Friday, March 22, 2024

The Carpet Makers

 
 
The Carpet Makers
by Andreas Eschbach
translated by Doryl Jensen
1995, reprinted 2005
 
 
The Carpet Makers is a German scifi novel from the 1990s that was translated into English a decade later. The structure of the book, and Eschbach's way of slowly expanding out and building up his narrative is unlike anything else I've read. It's kind of a masterpiece.
 
The title characters, the carpet makers, are artisans who create 'hair carpets,' an art form that is both central to the story and acts as a kind of metaphor or synecdoche for the power of the emperor.
 
A hair carpet is an elaborately patterned textile, about as long as a person is tall, and half as wide as it is long, intricately knotted, made entirely of human hair. It represents so much human labor that each maker weaves only a single carpet in his lifetime, starting when he is young, finishing when he is old, using solely the hair of his wives and daughters. He weaves for the glory of the emperor, who lives on another world. At the end of his life, he will sell the carpet for a large sum of money, so much that it will last his son his entire life, so that he can devote himself to the same work. Makers have many wives and daughters, and only one son who is permitted to survive infancy. This has been the tradition for longer than anyone can remember.
 
You learn this much in the first chapter, and if you're like me, you're already thinking about what kind of society is so stable that this practice can become a tradition for many generations, with prices that change so little that a single payment can reliably be spent over a lifetime. You're wondering about the power of an emperor who can compel this labor as an act of religious devotion. You're perhaps thinking that hair carpets seem both grotesque but also beautiful, and wondering about what it would mean to spend your entire life working meticulously on a single task. You're thinking about the technological inequality between the people who perform traditional handicrafts, and the emperor who rules multiple planets. Eschbach will spend the rest of the book slowly revealing the answers.
 
Each chapter is like a short story. They're all told in close third person, each following a new viewpoint character. Events or people from one story sometimes are heard about or have some influence on a later one. There is sort of an overarching plot, but also, the characters in each story are mostly concerned with their own lives and own problems. The bigger picture emerges at the margins.
 
There is a logic to the order of the stories, although it's more obvious in retrospect. We follow the route that hair carpets take, from the house of the makers, to being bought by a trader, transported overland to the port city, to being shipped off-world. At the same time, we follow the progress of a rumor, that the emperor has abdicated, that the empire is dissolved, that there's no one to make hair carpets for anymore. Tradition on this world is harsh, and strictly enforced. To disobey, even to doubt, means death.
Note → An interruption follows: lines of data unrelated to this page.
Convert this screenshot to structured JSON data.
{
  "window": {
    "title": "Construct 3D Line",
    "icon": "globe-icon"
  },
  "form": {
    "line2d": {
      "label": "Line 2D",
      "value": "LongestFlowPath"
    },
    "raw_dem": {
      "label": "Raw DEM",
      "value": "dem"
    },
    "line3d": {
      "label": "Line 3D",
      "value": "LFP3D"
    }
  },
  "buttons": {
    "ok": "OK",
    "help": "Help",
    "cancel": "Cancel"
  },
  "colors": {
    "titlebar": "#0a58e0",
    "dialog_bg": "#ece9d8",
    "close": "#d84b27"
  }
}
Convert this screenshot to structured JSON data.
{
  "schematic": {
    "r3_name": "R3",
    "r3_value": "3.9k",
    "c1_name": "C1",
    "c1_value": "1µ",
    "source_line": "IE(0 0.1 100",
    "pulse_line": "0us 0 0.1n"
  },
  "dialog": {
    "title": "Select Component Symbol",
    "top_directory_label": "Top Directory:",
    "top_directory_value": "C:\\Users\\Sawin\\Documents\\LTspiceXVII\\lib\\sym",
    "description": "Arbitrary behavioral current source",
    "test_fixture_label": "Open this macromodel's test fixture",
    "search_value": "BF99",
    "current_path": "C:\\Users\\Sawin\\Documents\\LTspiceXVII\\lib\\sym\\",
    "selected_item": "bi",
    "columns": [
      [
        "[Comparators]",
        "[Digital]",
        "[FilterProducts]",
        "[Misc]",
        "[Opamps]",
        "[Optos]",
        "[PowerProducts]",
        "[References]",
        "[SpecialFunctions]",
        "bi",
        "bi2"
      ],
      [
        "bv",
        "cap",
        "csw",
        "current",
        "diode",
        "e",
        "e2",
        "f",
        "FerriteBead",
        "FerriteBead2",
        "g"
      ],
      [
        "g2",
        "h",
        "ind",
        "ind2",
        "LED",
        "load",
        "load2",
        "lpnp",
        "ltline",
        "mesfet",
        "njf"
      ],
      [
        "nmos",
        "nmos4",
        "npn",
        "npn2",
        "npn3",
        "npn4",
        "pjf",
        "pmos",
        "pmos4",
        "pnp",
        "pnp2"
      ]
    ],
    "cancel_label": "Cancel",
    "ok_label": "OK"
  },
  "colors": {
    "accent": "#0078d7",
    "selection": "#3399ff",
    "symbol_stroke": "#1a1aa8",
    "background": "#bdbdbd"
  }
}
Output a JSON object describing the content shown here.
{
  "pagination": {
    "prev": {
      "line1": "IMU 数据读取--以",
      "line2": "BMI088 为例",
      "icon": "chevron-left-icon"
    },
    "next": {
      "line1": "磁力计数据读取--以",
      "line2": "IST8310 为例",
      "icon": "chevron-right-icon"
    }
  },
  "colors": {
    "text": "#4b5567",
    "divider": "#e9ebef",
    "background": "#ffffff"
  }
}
And so we also follow a trail of ruined dreams, human sacrifices to a draconian social order. The price of empire is payed in lives.
 
Once off-world, we eventually learn the origin of the hair carpet tradition, and what the carpets are ultimately used for by the immortal emperor. I don't want to say too much here. Learning more and more, and repeatedly revising what you think you know, is one of the pleasures of this book. Eschbach has crafted a tale that grows by the accumulation of clues and references. This is a thoughtfully told tale, and it inspires you to think as you read it, to work through the implications of everything you learn, and especially to attend to the human costs.
 
This is one of the most masterful and most unusual science fiction novels I've read. There's almost no action. The characters are all ordinary people, trying to live the best lives they can in a system that would grind them to dust for any act of heresy or defiance. But the scale and the scope of it all is nonetheless humbling. I'd recommend it to anyone who likes sociological science fiction.